Map of Rosario, highlighting the park (in green) and major streets (red).

The Parque de la Independencia (Independence Park) is a large public park in Rosario, . It is located near the geographical center of the city, its limits defined by Moreno Street and three important avenues: Pellegrini Avenue, Ovidio Lagos Avenue, and 27 de Febrero Boulevard. It has a surface area of 1.26 km2.

==Attractions==

There is an area reserved for fairs, initially intended for agricultural expositions, then also industry and commerce.
At the Calendar every evening since 1946 gardeners re-arrange the flowers to show the date written on the ground.

The park includes a number of gardens.
The Rosedal (Rose Garden), finished in 1915, with several species of roses, as well as sculptures and fountains.
The French Garden, built in 1942, with many flower arrangements and a large marble fountain.
The Children's Garden, an area of 35,000 m2 with amusement and educational facilities.

The park includes a number of museums.
The Museum of the City, opened in 1902, initially the School of Gardener Apprentices.
The Juan B. Castagnino Fine Arts Museum, opened in 1937.
The Dr. Julio Marc Provincial Historical Museum, opened in 1939.

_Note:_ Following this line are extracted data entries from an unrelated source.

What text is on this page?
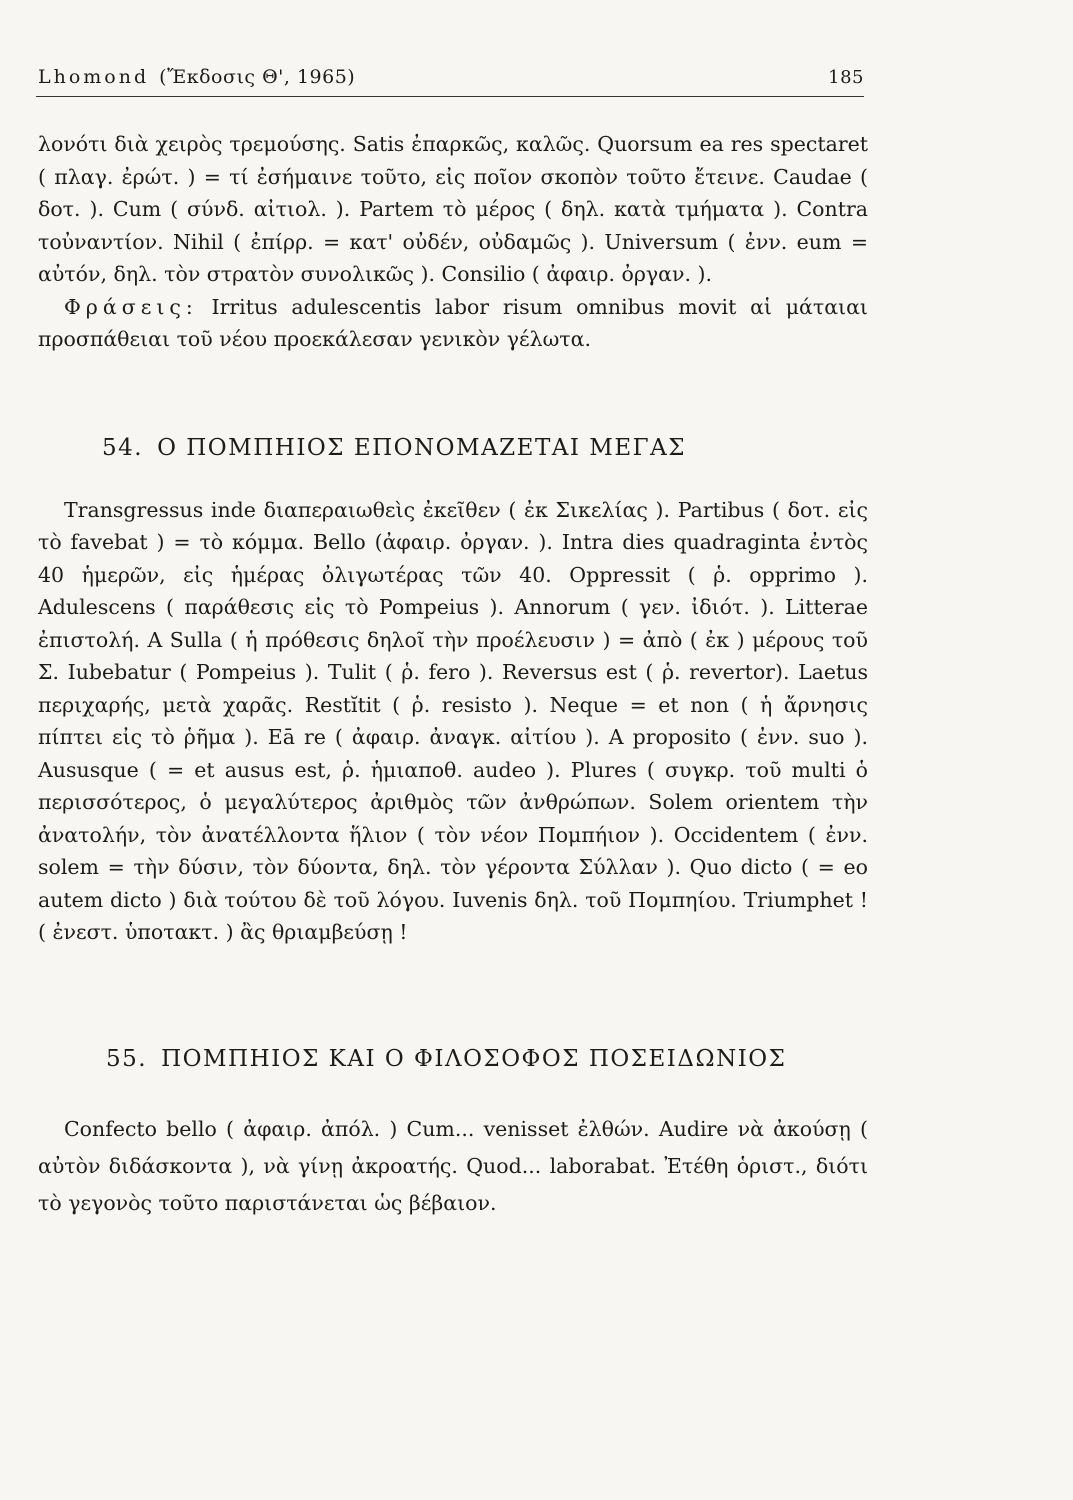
Lhomond (Ἔκδοσις Θ', 1965)	185

λονότι διὰ χειρὸς τρεμούσης. Satis ἐπαρκῶς, καλῶς. Quorsum ea res spectaret ( πλαγ. ἐρώτ. ) = τί ἐσήμαινε τοῦτο, εἰς ποῖον σκοπὸν τοῦτο ἔτεινε. Caudae ( δοτ. ). Cum ( σύνδ. αἰτιολ. ). Partem τὸ μέρος ( δηλ. κατὰ τμήματα ). Contra τοὐναντίον. Nihil ( ἐπίρρ. = κατ' οὐδέν, οὐδαμῶς ). Universum ( ἐνν. eum = αὐτόν, δηλ. τὸν στρατὸν συνολικῶς ). Consilio ( ἀφαιρ. ὀργαν. ).

Φράσεις: Irritus adulescentis labor risum omnibus movit αἱ μάταιαι προσπάθειαι τοῦ νέου προεκάλεσαν γενικὸν γέλωτα.

54. Ο ΠΟΜΠΗΙΟΣ ΕΠΟΝΟΜΑΖΕΤΑΙ ΜΕΓΑΣ

Transgressus inde διαπεραιωθεὶς ἐκεῖθεν ( ἐκ Σικελίας ). Partibus ( δοτ. εἰς τὸ favebat ) = τὸ κόμμα. Bello (ἀφαιρ. ὀργαν. ). Intra dies quadraginta ἐντὸς 40 ἡμερῶν, εἰς ἡμέρας ὀλιγωτέρας τῶν 40. Oppressit ( ῥ. opprimo ). Adulescens ( παράθεσις εἰς τὸ Pompeius ). Annorum ( γεν. ἰδιότ. ). Litterae ἐπιστολή. A Sulla ( ἡ πρόθεσις δηλοῖ τὴν προέλευσιν ) = ἀπὸ ( ἐκ ) μέρους τοῦ Σ. Iubebatur ( Pompeius ). Tulit ( ῥ. fero ). Reversus est ( ῥ. revertor). Laetus περιχαρής, μετὰ χαρᾶς. Restĭtit ( ῥ. resisto ). Neque = et non ( ἡ ἄρνησις πίπτει εἰς τὸ ῥῆμα ). Eā re ( ἀφαιρ. ἀναγκ. αἰτίου ). A proposito ( ἐνν. suo ). Aususque ( = et ausus est, ῥ. ἡμιαποθ. audeo ). Plures ( συγκρ. τοῦ multi ὁ περισσότερος, ὁ μεγαλύτερος ἀριθμὸς τῶν ἀνθρώπων. Solem orientem τὴν ἀνατολήν, τὸν ἀνατέλλοντα ἥλιον ( τὸν νέον Πομπήιον ). Occidentem ( ἐνν. solem = τὴν δύσιν, τὸν δύοντα, δηλ. τὸν γέροντα Σύλλαν ). Quo dicto ( = eo autem dicto ) διὰ τούτου δὲ τοῦ λόγου. Iuvenis δηλ. τοῦ Πομπηίου. Triumphet ! ( ἐνεστ. ὑποτακτ. ) ἂς θριαμβεύσῃ !

55. ΠΟΜΠΗΙΟΣ ΚΑΙ Ο ΦΙΛΟΣΟΦΟΣ ΠΟΣΕΙΔΩΝΙΟΣ

Confecto bello ( ἀφαιρ. ἀπόλ. ) Cum... venisset ἐλθών. Audire νὰ ἀκούσῃ ( αὐτὸν διδάσκοντα ), νὰ γίνῃ ἀκροατής. Quod... laborabat. Ἐτέθη ὁριστ., διότι τὸ γεγονὸς τοῦτο παριστάνεται ὡς βέβαιον.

The Jorge Newbery Municipal Stadium, started in 1925, the first state-funded sports venue for public use in the country. It hosted the 2005 South American Junior Championships in Athletics.
The Patinódromo Municipal "Roberto Tagliabué" (Municipal Skating Rink), opened for the 1982 Southern Cross Games and host of the 2014 Inline speed skating World Championship.
The park also hosts three sports clubs: Club Gimnasia y Esgrima, Club Atlético Newell's Old Boys (one of the main football teams in the city),
Club Atlético Provincial.
The park also includes the former Rosario Jockey Club's horsetrack.

==History==
The Parque de la Independencia was the first park in the city. Its origin lies in four public squares at the intersection of two then newly opened large boulevards, Santafesino and Argentino (today Oroño Boulevard and Pellegrini Avenue). The four-part plaza was named Independencia.

In 1900 the provincial government authorized the municipality, presided by mayor Luis Lamas, to expropriate the lands to create a new park. The plans for the park were drawn by landscape architect Carlos Thays (famous for his work in the Buenos Aires Botanical Garden, among many others). In 1901 the municipality built the internal avenues and roads, an artificial lake and, with the earth removed for the lake, a small artificial hill (even today known as La Montañita, the Little Mountain). That year, also, the First Festival of the Tree took place, and 6,000 trees were planted by students in the park, which was inaugurated on 1 January 1902.